La Scène?
Je zigzague à droite, monte l’escalier, contourne un gigantesque
écran et hop: on entre dans l’expo.
Nuit complète, immersive, où les premiers looks éclatent dans l’obscurité comme des éclairs.
C'est la rétrospective d’Iris Van Herpen au MAD — un vortex où la mode, l'art, la science et un soupçon de magie ésotérique se fondent en une créature vivante et respirante: la couture d'Iris Van Herpen.
Même les mannequins,
rigides de plastique, sont animés par le souffle des vêtements.
Tout est mouvement!
Le public, lui comme moi, prend de longues inspirations.
Zenifié à la vue de ces silhouettes qui chuchotent des secrets universels.
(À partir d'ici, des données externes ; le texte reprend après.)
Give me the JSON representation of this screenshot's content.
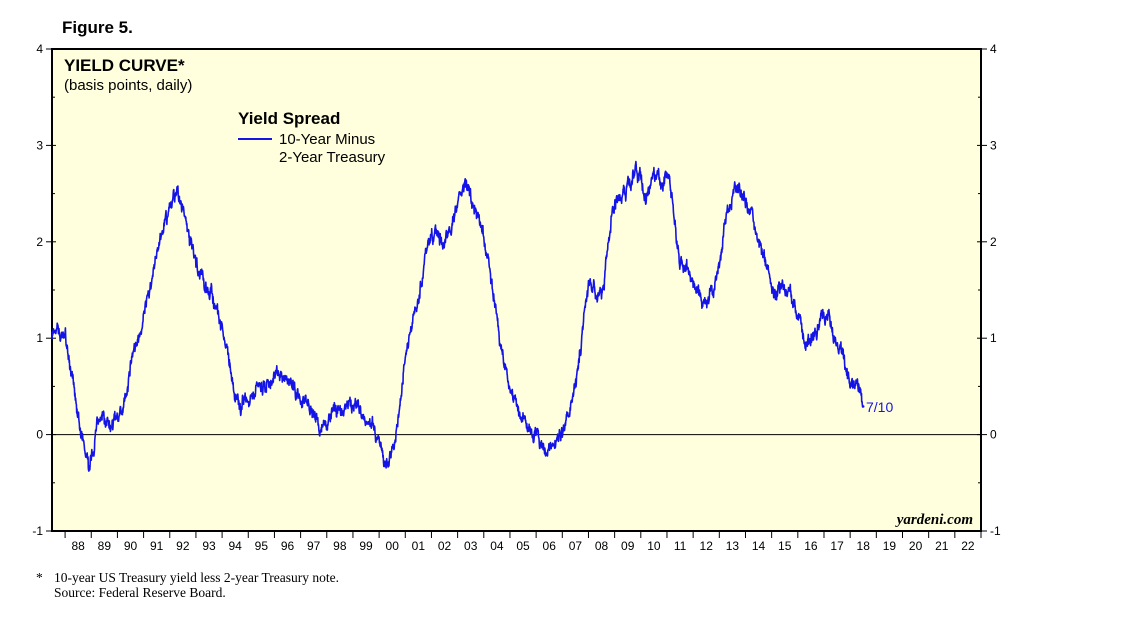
{
  "figure_label": "Figure 5.",
  "footnote": {
    "marker": "*",
    "line1": "10-year US Treasury yield less 2-year Treasury note.",
    "line2": "Source: Federal Reserve Board."
  },
  "colors": {
    "series": "#1414e6",
    "plot_bg": "#ffffde",
    "frame": "#000000"
  },
  "chart_data": {
    "type": "line",
    "title": "YIELD CURVE*",
    "subtitle": "(basis points, daily)",
    "legend_title": "Yield Spread",
    "legend_entries": [
      "10-Year Minus",
      "2-Year Treasury"
    ],
    "watermark": "yardeni.com",
    "end_label": "7/10",
    "ylim": [
      -1,
      4
    ],
    "y_ticks": [
      -1,
      0,
      1,
      2,
      3,
      4
    ],
    "xlim": [
      1987.5,
      2023.0
    ],
    "x_tick_labels": [
      "88",
      "89",
      "90",
      "91",
      "92",
      "93",
      "94",
      "95",
      "96",
      "97",
      "98",
      "99",
      "00",
      "01",
      "02",
      "03",
      "04",
      "05",
      "06",
      "07",
      "08",
      "09",
      "10",
      "11",
      "12",
      "13",
      "14",
      "15",
      "16",
      "17",
      "18",
      "19",
      "20",
      "21",
      "22"
    ],
    "zero_line": 0,
    "series": [
      {
        "name": "10-Year Minus 2-Year Treasury",
        "x": [
          1987.5,
          1987.7,
          1988.0,
          1988.3,
          1988.6,
          1988.9,
          1989.1,
          1989.4,
          1989.7,
          1990.0,
          1990.3,
          1990.6,
          1990.9,
          1991.2,
          1991.5,
          1991.8,
          1992.0,
          1992.3,
          1992.6,
          1992.8,
          1993.0,
          1993.3,
          1993.6,
          1993.9,
          1994.2,
          1994.5,
          1994.7,
          1994.9,
          1995.0,
          1995.3,
          1995.6,
          1995.9,
          1996.2,
          1996.5,
          1996.8,
          1997.1,
          1997.4,
          1997.7,
          1998.0,
          1998.3,
          1998.6,
          1998.9,
          1999.2,
          1999.5,
          1999.8,
          2000.0,
          2000.2,
          2000.5,
          2000.8,
          2001.0,
          2001.3,
          2001.6,
          2001.9,
          2002.2,
          2002.5,
          2002.8,
          2003.1,
          2003.3,
          2003.5,
          2003.8,
          2004.1,
          2004.4,
          2004.7,
          2005.0,
          2005.3,
          2005.6,
          2005.9,
          2006.2,
          2006.5,
          2006.8,
          2007.1,
          2007.4,
          2007.7,
          2008.0,
          2008.3,
          2008.6,
          2008.9,
          2009.2,
          2009.5,
          2009.8,
          2010.0,
          2010.2,
          2010.5,
          2010.8,
          2011.0,
          2011.2,
          2011.5,
          2011.8,
          2012.1,
          2012.4,
          2012.7,
          2013.0,
          2013.3,
          2013.6,
          2013.9,
          2014.2,
          2014.5,
          2014.8,
          2015.1,
          2015.4,
          2015.7,
          2016.0,
          2016.3,
          2016.6,
          2016.9,
          2017.1,
          2017.4,
          2017.7,
          2018.0,
          2018.3,
          2018.52
        ],
        "y": [
          1.05,
          1.15,
          1.0,
          0.6,
          0.05,
          -0.35,
          -0.1,
          0.2,
          0.05,
          0.15,
          0.35,
          0.9,
          1.05,
          1.4,
          1.9,
          2.2,
          2.3,
          2.55,
          2.2,
          2.0,
          1.8,
          1.6,
          1.45,
          1.15,
          0.9,
          0.35,
          0.25,
          0.35,
          0.3,
          0.45,
          0.5,
          0.55,
          0.6,
          0.55,
          0.45,
          0.3,
          0.25,
          0.15,
          0.05,
          0.3,
          0.2,
          0.25,
          0.3,
          0.15,
          0.05,
          -0.1,
          -0.35,
          -0.2,
          0.3,
          0.8,
          1.25,
          1.6,
          2.0,
          2.1,
          1.95,
          2.2,
          2.5,
          2.6,
          2.45,
          2.25,
          1.95,
          1.4,
          0.8,
          0.5,
          0.25,
          0.1,
          0.05,
          -0.05,
          -0.1,
          -0.1,
          0.05,
          0.35,
          0.9,
          1.6,
          1.45,
          1.55,
          2.3,
          2.45,
          2.6,
          2.75,
          2.7,
          2.4,
          2.75,
          2.6,
          2.7,
          2.4,
          1.8,
          1.7,
          1.5,
          1.35,
          1.45,
          1.8,
          2.35,
          2.5,
          2.5,
          2.3,
          2.0,
          1.75,
          1.4,
          1.6,
          1.5,
          1.2,
          0.95,
          1.0,
          1.2,
          1.25,
          1.0,
          0.85,
          0.6,
          0.5,
          0.3
        ]
      }
    ]
  }
}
Dans son labo-studio, Iris Van Herpen s’est faite voyageuse du temps,
fusionnant idées et époques.
Bosch et le futurisme.
L’antique et l’ultramoderne. L’alchimie et les technologies 3D.
Un clin d’œil à la collection Plato’s Atlantis de McQueen?
Absolument.
Iris Van Herpen est incontestablement l’héritière de cette révolution
— magie 3D, biomimétisme, matériaux avant-gardistes et tout le tralala.
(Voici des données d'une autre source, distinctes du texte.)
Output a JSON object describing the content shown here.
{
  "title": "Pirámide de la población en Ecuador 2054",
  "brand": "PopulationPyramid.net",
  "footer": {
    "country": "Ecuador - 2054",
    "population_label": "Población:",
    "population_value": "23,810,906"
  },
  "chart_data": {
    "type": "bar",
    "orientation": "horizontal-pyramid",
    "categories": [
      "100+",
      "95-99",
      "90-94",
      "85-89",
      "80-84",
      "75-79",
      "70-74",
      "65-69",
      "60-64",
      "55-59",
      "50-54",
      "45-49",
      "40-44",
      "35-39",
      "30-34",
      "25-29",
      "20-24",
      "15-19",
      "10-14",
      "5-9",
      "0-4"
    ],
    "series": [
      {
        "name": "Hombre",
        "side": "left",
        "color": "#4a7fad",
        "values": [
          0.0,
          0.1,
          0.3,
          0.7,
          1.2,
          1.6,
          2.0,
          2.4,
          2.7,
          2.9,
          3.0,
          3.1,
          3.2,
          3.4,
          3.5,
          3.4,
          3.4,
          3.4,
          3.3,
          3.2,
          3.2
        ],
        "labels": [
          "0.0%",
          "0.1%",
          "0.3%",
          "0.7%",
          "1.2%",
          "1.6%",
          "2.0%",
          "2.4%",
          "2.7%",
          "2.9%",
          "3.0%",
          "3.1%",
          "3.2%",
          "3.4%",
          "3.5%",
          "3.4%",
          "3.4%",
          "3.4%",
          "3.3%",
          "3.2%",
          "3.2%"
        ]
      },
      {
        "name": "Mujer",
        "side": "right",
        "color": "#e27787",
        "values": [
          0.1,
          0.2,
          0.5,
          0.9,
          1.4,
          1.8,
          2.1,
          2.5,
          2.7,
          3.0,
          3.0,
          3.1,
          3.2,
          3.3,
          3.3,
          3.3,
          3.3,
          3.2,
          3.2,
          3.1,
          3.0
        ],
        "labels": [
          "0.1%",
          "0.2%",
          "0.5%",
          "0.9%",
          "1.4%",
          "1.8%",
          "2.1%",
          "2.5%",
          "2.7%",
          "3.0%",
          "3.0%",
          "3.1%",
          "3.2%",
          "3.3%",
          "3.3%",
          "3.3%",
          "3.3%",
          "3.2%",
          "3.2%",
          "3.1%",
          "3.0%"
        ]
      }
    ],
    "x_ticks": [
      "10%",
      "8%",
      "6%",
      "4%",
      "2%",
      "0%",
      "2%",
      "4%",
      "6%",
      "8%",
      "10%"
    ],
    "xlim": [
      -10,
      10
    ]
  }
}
Plato’s Atlantis a été le chant du cygne de McQueen, et probablement le point de départ du voyage d’Iris.
Iris Van Herpen joue avec les éléments bruts – lumière, air, eau et terre.
Ses vêtements sont sculptés par les forces primordiales de la nature
— pensez coquillages, os, échos des profondeurs marines et des forêts immenses.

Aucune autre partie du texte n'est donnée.